There are more things in heaven and earth, Horatio,
Than are dreamt of in your philosophy.

Hamlet, Act I, Scene V

^^^^^^^^^^^^^^^^

I call this new painting Heaven and Earth.  It’s about 7″ wide by 35″ tall on paper and is very much in the same vein as the very  large painting that I recently completed and featured here, The Internal Landscape.  This piece features a nocturnal scene however with a deep blue sky punctured by the light of stars.

The title might refer, in a way, to the lines above from Shakespeare’s Hamlet, where Horatio and Marcellus barge in on Hamlet’s conversation with the ghost of his father.  Horatio is a rationalist, philosophically, and to him  the idea of ghosts seems absurd so that when Hamlet asks him to swear to not  speak of what he has seenl he is mystified.  Hamlet then utters the lines — There are more things in heaven and earth, Horatio,/ Than are dreamt of in your philosophy.

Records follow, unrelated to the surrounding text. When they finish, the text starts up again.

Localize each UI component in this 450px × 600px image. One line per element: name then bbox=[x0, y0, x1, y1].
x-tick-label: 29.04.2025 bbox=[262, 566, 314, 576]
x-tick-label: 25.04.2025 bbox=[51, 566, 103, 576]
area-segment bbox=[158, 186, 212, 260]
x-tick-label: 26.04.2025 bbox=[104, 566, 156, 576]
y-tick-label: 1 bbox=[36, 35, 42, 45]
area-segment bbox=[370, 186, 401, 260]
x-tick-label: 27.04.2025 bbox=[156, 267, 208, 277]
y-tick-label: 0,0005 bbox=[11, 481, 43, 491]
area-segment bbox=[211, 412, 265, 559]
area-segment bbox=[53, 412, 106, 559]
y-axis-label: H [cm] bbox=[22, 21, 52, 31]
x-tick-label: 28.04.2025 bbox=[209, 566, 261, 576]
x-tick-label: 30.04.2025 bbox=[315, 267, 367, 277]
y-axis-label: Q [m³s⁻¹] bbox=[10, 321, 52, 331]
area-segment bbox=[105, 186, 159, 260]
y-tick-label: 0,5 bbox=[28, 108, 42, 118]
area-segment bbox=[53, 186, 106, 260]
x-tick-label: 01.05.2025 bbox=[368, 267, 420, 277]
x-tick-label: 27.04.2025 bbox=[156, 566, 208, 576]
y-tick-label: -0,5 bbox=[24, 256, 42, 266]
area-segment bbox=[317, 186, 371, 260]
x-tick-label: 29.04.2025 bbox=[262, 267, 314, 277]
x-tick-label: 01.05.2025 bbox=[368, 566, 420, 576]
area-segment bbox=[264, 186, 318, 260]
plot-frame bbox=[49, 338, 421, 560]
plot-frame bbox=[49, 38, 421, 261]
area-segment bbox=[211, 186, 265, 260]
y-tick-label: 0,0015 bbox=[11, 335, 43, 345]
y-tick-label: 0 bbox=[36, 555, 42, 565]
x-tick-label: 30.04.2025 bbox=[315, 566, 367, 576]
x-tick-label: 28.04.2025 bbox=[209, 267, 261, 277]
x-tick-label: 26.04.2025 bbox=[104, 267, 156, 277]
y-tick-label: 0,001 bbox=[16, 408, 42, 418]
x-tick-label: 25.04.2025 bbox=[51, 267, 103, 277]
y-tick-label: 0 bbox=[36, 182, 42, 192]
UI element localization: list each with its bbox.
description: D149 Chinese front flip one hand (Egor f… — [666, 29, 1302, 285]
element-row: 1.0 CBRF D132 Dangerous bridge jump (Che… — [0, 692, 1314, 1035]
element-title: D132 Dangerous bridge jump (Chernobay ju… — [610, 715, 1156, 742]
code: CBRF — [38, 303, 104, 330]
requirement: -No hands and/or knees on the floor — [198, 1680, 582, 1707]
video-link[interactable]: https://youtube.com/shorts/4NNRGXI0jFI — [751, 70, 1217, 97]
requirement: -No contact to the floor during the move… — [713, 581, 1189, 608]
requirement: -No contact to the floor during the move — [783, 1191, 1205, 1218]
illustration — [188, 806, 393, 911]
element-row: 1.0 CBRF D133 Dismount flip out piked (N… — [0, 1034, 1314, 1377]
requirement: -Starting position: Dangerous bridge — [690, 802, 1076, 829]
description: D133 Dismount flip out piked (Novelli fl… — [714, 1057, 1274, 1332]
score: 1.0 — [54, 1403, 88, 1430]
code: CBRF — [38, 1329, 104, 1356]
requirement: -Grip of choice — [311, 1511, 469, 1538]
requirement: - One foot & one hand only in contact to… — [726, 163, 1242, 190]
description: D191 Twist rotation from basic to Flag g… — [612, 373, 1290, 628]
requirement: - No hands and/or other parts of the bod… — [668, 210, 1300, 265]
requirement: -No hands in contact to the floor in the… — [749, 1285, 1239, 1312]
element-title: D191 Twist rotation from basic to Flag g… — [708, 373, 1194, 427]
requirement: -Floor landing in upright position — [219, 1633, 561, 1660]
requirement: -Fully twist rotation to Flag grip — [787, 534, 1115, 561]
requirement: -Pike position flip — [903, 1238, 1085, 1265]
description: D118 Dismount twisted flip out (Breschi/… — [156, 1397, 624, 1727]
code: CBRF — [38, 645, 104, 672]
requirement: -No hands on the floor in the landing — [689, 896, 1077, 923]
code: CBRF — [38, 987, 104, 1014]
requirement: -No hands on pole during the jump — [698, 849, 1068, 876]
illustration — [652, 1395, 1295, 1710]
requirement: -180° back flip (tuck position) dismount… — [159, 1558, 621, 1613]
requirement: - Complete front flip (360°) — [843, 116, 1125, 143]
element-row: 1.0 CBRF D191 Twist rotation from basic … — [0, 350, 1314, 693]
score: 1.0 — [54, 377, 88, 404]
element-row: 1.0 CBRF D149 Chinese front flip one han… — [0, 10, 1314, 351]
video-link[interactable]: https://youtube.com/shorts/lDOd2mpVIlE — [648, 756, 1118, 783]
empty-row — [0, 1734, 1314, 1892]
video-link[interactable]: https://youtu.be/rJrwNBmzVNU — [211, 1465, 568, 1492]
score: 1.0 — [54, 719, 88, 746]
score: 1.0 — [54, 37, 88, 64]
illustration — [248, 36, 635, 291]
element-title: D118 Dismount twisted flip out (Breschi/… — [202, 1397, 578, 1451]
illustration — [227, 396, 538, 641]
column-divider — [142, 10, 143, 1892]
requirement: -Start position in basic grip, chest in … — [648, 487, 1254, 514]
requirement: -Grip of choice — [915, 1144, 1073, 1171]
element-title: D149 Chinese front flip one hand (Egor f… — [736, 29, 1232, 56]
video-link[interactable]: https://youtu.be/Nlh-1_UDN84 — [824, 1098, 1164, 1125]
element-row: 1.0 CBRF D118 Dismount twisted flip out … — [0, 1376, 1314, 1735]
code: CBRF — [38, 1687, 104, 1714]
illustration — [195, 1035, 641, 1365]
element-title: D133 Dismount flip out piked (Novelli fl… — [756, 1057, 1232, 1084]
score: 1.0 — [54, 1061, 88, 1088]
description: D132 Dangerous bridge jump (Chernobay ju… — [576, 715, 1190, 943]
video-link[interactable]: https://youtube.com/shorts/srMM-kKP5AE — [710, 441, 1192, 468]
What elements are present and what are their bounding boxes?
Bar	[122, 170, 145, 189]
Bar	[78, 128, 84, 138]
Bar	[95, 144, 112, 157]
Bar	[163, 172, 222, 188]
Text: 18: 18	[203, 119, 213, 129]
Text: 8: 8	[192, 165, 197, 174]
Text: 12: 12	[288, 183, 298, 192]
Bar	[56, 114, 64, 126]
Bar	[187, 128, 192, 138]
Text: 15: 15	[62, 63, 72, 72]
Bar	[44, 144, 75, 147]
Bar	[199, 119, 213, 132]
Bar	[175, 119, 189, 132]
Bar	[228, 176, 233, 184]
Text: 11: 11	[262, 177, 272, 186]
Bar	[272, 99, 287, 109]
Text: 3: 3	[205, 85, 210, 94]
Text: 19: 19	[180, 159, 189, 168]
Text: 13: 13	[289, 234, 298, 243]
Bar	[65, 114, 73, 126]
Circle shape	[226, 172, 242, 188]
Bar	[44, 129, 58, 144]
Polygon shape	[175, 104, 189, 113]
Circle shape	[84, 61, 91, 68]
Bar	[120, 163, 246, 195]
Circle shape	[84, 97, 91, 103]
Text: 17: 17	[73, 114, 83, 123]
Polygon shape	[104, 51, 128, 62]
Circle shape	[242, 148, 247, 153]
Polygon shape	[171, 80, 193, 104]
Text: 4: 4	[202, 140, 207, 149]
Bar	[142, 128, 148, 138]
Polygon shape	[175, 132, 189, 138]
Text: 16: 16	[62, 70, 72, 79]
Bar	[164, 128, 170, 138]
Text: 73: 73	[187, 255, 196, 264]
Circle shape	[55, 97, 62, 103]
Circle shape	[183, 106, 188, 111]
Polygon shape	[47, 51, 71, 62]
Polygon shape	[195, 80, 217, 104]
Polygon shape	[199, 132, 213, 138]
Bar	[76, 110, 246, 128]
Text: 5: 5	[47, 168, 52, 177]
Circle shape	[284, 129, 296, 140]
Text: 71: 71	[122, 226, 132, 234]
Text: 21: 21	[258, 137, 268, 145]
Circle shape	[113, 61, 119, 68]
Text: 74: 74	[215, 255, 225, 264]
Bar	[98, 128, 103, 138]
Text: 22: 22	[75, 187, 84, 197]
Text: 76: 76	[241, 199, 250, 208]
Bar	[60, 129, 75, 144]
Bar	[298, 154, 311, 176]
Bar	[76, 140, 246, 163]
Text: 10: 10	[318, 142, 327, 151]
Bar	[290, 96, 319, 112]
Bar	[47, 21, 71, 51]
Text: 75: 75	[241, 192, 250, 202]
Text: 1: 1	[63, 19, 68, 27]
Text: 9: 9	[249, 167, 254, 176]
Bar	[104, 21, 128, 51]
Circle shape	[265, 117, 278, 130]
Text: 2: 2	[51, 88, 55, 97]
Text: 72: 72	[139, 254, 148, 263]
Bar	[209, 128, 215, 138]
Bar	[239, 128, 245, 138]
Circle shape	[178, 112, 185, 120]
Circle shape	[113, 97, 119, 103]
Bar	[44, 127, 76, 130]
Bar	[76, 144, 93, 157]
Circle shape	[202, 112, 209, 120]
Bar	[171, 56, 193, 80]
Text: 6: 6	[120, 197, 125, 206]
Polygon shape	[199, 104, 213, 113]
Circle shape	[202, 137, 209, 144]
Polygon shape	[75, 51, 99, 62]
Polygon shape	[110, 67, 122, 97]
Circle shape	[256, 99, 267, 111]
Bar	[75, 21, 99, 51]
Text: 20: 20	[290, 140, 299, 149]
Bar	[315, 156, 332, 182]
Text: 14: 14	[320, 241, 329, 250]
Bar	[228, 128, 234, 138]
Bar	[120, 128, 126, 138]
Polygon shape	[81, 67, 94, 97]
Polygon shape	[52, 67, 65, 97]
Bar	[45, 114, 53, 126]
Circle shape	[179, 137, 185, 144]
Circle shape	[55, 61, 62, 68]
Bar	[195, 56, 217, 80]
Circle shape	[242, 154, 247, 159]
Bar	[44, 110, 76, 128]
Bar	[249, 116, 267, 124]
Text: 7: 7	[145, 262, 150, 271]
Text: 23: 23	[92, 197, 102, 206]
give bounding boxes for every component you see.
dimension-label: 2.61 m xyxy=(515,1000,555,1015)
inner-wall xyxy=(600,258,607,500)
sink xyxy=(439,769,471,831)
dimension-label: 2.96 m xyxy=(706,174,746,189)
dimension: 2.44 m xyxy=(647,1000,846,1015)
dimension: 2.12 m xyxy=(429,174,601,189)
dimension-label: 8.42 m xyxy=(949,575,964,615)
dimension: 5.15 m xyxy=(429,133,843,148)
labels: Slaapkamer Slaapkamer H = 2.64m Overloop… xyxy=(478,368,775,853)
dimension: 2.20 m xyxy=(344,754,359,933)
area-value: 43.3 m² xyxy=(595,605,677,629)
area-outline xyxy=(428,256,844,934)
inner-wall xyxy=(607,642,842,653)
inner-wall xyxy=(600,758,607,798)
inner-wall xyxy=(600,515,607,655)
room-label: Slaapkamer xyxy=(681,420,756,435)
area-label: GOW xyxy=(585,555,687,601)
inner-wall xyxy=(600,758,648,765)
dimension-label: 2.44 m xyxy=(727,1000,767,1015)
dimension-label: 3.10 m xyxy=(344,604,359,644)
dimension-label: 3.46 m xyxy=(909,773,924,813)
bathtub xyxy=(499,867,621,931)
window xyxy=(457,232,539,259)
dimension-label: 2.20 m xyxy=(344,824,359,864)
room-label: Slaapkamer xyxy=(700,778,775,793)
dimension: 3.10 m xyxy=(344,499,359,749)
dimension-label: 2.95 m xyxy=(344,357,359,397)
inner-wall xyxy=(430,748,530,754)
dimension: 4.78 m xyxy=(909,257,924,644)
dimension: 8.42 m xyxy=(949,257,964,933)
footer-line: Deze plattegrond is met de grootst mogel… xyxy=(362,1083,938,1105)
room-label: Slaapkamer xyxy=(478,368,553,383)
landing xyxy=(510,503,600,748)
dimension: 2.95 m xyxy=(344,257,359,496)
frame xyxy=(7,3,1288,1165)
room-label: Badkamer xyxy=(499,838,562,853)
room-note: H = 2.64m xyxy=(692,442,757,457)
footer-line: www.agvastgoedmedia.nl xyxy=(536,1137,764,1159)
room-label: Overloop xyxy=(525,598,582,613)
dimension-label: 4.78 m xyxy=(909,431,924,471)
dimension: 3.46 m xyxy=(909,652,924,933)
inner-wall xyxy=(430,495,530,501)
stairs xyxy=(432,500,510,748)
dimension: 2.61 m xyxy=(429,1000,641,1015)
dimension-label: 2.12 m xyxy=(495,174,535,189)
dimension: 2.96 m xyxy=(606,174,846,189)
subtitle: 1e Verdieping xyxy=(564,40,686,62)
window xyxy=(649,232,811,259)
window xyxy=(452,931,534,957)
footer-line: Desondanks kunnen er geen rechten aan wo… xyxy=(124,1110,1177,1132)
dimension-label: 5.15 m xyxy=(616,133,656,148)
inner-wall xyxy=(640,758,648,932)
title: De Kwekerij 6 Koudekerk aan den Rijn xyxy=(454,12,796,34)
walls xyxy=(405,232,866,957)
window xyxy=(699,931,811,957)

I suppose this painting is saying much the same thing, that we live both in the world that we know and in a world of which we are unaware.  The stars above are, and have been, always with us but we know little of them, really.  The river  runs but we often know little of its journey and the roads travel to places we shall never see.  And around us at all times are radiowaves carrying voices and images from every corner of the globe, unseen and unheard.  And perhaps among all this  are the ghosts like Hamlet’s father, moving unnoticed by our eyes focused on that which we know and see.  Or, at least, are trying to know.